WHEN Lawrence Marlborough announced, in November 1988, he had sold his controlling stake in Rangers Football Club for 6 million, a plaintive cry went round my newsroom. “Who is this guy David Murray? Anyone ever heard of him?” I was the only journalist around that day who had.
A few years earlier I had been sent to do an in-depth interview with Murray at his then-headquarters in an old West Lothian mansion. He had won the Scottish Business Achievement Award and the trust that organised this annual ceremony liked to include a major profile of the previous winner in the following year’s programme. Murray’s was a colourful, poignant and inspiring story. He had been sent to board at Fettes by his father, an Ayrshire coal merchant but had had to leave in his early teens when his father’s heavy gambling brought his business to its knees. David talked about his own early entrepreneurial instincts, selling anything he could create demand for to his fellow pupils, then starting his own metals trading business in his early twenties. He also talked about the day, aged 23, when, coming home from playing rugby in his Lotus sports car, he hit a tree and lost both his legs.

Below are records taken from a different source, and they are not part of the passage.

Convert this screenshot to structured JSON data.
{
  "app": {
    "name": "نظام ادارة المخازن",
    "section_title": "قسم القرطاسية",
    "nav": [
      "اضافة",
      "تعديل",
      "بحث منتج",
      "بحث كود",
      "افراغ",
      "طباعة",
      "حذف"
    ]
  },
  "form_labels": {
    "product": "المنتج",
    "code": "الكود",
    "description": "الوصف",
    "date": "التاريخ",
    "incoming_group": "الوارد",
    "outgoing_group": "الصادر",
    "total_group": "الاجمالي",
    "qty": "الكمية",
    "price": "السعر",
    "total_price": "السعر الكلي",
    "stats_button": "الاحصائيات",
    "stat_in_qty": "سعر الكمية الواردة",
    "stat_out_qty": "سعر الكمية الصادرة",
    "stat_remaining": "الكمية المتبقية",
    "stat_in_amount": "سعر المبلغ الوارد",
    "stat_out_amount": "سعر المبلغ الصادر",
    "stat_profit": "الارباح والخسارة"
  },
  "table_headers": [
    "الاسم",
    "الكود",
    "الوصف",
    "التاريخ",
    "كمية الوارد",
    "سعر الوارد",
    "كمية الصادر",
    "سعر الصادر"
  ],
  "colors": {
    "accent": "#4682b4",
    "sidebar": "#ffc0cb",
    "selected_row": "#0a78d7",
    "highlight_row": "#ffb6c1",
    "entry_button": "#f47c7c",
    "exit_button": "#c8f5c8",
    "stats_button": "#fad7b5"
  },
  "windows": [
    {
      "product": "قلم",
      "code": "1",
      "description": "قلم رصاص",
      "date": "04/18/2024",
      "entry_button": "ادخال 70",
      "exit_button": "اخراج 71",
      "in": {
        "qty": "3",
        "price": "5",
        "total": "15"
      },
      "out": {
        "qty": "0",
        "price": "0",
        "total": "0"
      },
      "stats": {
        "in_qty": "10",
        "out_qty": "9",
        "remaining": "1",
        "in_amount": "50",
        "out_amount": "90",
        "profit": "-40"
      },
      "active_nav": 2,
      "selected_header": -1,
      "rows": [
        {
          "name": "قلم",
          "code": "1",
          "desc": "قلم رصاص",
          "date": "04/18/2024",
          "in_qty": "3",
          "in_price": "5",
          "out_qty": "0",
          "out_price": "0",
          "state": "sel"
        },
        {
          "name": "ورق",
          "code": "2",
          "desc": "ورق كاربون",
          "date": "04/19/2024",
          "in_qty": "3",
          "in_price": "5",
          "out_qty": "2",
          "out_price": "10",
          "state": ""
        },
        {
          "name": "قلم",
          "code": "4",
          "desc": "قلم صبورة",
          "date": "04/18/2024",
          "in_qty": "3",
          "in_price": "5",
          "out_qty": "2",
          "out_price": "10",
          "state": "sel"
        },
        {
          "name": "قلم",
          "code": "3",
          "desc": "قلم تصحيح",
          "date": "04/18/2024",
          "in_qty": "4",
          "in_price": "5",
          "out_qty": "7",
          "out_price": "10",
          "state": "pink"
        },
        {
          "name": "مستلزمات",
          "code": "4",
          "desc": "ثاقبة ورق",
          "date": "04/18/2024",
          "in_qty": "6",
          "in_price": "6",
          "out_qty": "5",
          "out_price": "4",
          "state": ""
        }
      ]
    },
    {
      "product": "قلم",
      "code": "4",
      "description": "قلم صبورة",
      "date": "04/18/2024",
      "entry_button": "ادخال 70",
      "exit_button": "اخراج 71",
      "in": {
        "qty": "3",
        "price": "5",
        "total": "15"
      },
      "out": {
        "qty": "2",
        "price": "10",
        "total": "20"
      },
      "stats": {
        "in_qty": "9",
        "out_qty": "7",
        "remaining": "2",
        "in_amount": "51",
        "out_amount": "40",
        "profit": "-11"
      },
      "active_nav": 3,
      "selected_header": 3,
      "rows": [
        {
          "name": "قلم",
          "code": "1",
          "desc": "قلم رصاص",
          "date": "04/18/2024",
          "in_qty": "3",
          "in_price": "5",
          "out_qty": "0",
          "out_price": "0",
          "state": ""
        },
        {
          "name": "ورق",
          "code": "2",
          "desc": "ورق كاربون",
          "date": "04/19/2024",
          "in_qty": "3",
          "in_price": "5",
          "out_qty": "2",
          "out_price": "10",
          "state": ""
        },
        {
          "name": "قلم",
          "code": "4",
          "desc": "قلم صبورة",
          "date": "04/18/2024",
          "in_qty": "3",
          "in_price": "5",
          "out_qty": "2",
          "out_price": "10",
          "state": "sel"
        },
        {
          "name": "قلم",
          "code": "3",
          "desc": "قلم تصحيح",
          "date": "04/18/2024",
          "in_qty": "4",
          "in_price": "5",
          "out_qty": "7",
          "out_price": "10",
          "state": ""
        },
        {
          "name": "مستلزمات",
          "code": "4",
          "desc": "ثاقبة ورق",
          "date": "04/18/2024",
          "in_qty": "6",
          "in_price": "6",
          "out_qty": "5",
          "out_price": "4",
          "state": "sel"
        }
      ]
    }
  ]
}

Our first encounter was lively and engaging. I stayed in touch as his business interests developed into areas like property and sub-assembly for the electronics industry. I knew he had tried and failed to buy the football club he supported as a boy, Ayr United. But when the news came through that he was buying Rangers, I was as astonished as everyone else.
Some three years on, with the early 1990s recession beginning to bite, my editor called me into his office. “I’ve heard there are serious problems with David Murray’s property interests. Could you check it out?” he suggested. I talked to my contacts and checked out the relevant company accounts. It rapidly became clear there were problems. They were big ones.
The auditors had qualified their opinion on some of the accounts. Drilling into the numbers it was easy to see that these businesses, covering everything from a big spread of development land around Edinburgh airport to a landmark building in Charlotte Square, were only still able to trade because Bank of Scotland had pumped very big loans and additional equity into the businesses.
And this was happening at the same time when a recently-acquired Rangers’ overdraft had tripled in the space of a year. All in all, my editor’s whispers had substance. This was a story of considerable significance for both the bank and for the credibility of David Murray’s growing business empire.
When the stories on what I had found appeared, he went ballistic. There were demands I be sacked. I have never spoken to David Murray from that day to this. I once found myself in his company, tried to broker a peace and was right royally snubbed for my pains.
I’m telling you all this because it illustrates how the events of recent days – plunging one half of the Old Firm into ignominious administration and threatening its very existence in its present form – have been incubating for a very long time indeed. Craig Whyte will have to account for his stewardship of Rangers since last May. What happened to the Ticketus millions? Why, since last May, 9m in taxes wasn’t remitted to HMRC but used to pay for club operating costs instead?
However the idea that the way to run a sustainable football club is to pay whatever it takes to buy success on the field, leverage the business as high as the highest tier in the stands and trust that the bank will still be standing right behind you if it all goes wrong was already there, in Rangers’ case, the day David Murray did that deal nearly a quarter of a century ago.
This whole saga also exposes some of the malign forces and the crony relationships that led us to the great banking crash of 2008 and the protracted slump that has followed.
In the boom years we had bankers who thought they were entrepreneurs. And entrepreneurs who thought the special relationships they built up with individual bankers would see them through the ups and downs of the economic cycle, no matter how much they owed.
David Murray revelled in being one of the chosen highly-leveraged few. At the beginning of the 1990s, when his property interests already had 40m in overdraft facilities and a further 11.5m in equity from Bank of Scotland to keep them afloat, he explained away his “exceptional” treatment as being down to “sixteen years of never letting the bank down”.
But that bank, in essence, brought itself down because of its vast exposure to commercial property lending in businesses like Murray’s, when the tide turned. Bank of Scotland has paid a very heavy price. Today it is little more than a brand name within the wider Lloyds Banking Group, itself still 43 per cent state-owned. Once that happened David Murray must have known the party was finally over. He too will have to account for why he saw fit to sell Rangers on, in the way he did, to Craig Whyte.
Scottish politicians, clamouring to get a early settlement between HMRC and the administrators so that another part of the institutional “fabric of the Scottish nation” doesn’t go the way of Bank of Scotland should reflect a little more on some of the other lessons to be learned from this debacle.
A leading Scottish bank, a leading Scottish entrepreneur and a leading Scottish football club have all, in their own ways, been consumed by this crisis. What does that say about how we do business in Scotland? What are the shortcomings? What should we be doing differently?
Motherwell FC is another Scottish Premier League club that has tasted administration in recent times. When Motherwell’s owner John Boyle decide to stand down he gifted control of his shares to the Motherwell board.